The CBO previously said that the law signed by Trump on July 4th would add $3.4 trillion to the federal deficit. The law extends tax cuts in 2017, ends tips and taxes on overtime, and enhances border security, among other things.

The CBO also estimated poor Americans (Americans who earn less than $23,750 a year and pay about $2,300 in federal taxes). Middle-income households are expected to make between $800 and $1,200. Meanwhile, the legal tax cuts would benefit wealthy Americans, which cost around $13,600 a year.
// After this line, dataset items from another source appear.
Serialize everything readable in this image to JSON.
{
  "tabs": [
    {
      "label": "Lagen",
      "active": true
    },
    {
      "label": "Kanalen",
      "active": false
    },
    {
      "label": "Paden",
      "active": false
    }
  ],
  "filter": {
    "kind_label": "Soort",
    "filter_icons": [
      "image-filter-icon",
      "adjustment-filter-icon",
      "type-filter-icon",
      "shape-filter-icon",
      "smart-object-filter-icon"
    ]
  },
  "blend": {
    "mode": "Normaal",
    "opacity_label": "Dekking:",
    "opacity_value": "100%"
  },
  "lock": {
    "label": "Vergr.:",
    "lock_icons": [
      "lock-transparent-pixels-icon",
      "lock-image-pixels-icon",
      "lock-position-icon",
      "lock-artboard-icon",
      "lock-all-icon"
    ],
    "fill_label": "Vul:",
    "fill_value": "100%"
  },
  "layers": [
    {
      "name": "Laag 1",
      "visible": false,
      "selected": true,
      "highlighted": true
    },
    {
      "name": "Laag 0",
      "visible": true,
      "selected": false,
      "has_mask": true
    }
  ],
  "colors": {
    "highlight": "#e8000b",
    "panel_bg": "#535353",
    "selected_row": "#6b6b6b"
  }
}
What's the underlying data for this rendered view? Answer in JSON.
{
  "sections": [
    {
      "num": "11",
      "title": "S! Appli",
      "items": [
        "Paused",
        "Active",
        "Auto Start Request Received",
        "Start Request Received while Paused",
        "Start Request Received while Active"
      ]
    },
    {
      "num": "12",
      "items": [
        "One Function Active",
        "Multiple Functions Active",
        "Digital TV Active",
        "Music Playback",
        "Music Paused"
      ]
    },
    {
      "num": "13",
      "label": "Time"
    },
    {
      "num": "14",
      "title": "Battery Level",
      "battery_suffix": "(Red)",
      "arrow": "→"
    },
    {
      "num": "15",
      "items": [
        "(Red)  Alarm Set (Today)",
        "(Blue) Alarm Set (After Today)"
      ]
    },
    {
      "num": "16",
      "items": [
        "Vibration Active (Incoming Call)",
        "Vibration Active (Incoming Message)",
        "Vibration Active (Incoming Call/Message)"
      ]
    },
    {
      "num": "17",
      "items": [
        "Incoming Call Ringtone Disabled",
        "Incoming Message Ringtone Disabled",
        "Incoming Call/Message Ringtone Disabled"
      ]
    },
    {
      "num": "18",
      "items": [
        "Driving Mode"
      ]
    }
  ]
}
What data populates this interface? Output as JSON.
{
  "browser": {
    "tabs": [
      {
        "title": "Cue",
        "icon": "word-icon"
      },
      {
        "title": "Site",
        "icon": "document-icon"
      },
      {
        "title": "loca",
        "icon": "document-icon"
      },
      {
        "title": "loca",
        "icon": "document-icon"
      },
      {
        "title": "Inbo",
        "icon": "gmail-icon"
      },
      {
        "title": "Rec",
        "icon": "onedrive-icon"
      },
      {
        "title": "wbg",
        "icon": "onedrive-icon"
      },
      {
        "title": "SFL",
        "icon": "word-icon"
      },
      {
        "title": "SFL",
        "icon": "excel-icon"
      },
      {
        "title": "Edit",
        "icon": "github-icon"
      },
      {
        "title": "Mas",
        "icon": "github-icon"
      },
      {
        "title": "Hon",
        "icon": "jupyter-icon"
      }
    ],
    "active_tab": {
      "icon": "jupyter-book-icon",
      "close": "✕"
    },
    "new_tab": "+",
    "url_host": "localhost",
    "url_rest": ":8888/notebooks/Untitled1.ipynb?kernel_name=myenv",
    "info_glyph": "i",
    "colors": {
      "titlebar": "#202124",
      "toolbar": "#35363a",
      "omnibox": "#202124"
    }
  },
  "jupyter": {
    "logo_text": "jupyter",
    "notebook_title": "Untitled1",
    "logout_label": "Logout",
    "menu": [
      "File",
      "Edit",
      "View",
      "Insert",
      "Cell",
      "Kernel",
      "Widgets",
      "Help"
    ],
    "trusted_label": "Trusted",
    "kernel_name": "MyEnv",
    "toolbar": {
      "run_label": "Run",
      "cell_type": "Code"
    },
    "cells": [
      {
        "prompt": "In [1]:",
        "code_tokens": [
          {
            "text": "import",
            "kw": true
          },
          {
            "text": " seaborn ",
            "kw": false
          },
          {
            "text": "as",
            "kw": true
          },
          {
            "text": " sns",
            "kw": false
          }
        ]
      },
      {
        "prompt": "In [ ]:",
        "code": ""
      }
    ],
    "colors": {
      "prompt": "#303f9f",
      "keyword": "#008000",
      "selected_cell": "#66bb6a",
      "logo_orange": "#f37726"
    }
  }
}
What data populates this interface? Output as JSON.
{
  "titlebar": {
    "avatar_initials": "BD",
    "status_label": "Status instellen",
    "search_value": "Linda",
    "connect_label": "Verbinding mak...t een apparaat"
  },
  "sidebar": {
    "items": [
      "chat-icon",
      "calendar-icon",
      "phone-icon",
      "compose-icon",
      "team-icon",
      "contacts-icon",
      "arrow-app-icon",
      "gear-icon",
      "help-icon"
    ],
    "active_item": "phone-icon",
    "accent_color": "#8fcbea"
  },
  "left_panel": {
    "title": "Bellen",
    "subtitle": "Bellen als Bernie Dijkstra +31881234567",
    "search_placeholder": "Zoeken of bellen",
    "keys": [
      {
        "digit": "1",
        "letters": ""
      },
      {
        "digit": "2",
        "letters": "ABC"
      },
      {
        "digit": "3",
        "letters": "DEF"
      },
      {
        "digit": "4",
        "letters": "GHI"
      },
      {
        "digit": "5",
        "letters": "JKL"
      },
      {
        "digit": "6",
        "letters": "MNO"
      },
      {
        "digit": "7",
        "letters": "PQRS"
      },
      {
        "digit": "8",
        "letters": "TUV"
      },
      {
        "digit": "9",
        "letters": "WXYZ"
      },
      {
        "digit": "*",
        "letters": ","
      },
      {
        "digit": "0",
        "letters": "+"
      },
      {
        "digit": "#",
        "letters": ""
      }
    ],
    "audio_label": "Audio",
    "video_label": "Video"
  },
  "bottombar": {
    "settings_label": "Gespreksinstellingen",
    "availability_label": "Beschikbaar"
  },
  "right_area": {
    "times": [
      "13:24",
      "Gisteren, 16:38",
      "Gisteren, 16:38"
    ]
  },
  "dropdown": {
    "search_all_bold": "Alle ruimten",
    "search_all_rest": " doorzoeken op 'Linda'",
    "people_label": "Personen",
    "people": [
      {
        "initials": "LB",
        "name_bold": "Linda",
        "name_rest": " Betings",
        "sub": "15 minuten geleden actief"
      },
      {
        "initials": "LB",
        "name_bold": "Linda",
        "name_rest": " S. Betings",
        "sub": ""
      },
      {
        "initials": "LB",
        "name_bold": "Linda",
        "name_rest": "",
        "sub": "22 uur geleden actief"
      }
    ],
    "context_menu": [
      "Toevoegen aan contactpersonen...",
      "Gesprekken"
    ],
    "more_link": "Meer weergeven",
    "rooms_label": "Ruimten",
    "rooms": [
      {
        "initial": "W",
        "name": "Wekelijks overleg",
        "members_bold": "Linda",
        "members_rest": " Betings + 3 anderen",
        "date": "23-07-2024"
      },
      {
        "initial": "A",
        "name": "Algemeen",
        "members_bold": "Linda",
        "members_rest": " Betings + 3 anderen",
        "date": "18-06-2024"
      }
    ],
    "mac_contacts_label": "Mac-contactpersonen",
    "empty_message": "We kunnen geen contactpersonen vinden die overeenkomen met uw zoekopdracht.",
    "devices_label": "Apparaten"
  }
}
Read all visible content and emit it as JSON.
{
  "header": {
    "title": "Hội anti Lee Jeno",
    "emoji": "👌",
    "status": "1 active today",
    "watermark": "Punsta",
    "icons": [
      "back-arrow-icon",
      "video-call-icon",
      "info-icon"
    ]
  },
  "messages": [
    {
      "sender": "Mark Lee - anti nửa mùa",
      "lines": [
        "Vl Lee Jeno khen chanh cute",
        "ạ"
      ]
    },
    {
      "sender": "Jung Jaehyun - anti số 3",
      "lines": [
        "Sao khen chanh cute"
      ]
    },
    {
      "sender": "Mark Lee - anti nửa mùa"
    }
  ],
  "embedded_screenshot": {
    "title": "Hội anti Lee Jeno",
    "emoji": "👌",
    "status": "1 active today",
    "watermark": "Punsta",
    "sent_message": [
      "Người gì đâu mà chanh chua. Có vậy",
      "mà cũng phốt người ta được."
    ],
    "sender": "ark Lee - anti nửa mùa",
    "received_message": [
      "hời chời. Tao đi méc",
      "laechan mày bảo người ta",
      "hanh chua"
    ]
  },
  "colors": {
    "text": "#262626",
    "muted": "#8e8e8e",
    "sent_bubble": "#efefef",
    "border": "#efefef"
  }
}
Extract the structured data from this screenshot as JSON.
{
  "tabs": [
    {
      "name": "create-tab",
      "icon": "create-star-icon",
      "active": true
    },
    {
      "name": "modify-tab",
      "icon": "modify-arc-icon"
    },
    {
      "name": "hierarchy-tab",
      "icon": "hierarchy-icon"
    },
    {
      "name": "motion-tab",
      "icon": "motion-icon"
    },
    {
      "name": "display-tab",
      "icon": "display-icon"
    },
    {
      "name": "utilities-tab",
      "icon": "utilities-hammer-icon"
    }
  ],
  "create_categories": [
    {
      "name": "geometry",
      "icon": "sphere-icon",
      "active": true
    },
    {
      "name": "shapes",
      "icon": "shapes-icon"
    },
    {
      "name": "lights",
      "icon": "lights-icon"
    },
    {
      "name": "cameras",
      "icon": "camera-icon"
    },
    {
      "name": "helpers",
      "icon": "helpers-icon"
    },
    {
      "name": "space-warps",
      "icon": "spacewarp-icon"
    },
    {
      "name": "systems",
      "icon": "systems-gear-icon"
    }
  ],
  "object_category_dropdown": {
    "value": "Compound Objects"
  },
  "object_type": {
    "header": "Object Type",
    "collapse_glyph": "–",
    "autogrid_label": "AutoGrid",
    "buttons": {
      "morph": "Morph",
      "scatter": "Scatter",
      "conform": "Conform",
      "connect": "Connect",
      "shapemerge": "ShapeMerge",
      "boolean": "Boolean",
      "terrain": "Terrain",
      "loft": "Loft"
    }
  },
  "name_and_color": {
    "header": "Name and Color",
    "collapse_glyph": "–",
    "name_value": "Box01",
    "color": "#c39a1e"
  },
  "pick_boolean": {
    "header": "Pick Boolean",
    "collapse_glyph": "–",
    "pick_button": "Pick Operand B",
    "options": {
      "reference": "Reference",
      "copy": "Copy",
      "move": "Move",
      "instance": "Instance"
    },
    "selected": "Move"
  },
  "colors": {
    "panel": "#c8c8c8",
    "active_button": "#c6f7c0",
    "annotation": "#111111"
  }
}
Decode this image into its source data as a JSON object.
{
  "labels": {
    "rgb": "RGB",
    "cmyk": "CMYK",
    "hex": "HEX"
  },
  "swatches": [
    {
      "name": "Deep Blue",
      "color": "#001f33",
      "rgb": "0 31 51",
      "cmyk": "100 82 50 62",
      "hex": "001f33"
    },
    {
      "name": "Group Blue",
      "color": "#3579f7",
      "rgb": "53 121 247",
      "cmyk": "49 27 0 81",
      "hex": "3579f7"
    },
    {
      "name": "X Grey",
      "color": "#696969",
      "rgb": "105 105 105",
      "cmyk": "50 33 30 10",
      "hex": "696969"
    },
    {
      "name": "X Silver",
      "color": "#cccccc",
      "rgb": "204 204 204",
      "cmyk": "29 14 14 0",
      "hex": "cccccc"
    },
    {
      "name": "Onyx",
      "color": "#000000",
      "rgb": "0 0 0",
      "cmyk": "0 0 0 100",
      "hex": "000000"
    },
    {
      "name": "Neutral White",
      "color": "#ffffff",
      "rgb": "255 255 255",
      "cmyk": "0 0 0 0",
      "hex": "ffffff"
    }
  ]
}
Families earning more than $690,000 a year still pay federal taxes in federal taxes in the CBO.

Sabrina Corlette, co-director of Georgetown University’s Center for Health Insurance Reform, said the CBO’s report shows who benefits and who is not based on the law.

“This is one of the most regressive laws I’ve seen,” Colette said. “The rich become rich, and the poor become poor.”

Millions of more may lose health insurance

When the bill passed the Senate, the CBO estimated that it would leave around 11.8 million Americans without health insurance until 2034.

Still, according to previous CBO estimates, nearly five million people could lose coverage if Congress doesn’t extend the tax credits during the COVID-19 pandemic era that made the Affordable Care Act Plan more affordable for consumers.

According to KFF, a health policy nonprofit, consumers using these pandemic-era tax credits, make sure they take an average of 75% or more to pay Spike.

A combination of tax laws, expiration of tax credits, and overall health costs make premiums more expensive for everyone. The insurance company will increase the premium increase of 18% in its 2026 plan by 18%, according to the Peterson-KFF Health System Tracker report released on August 6th.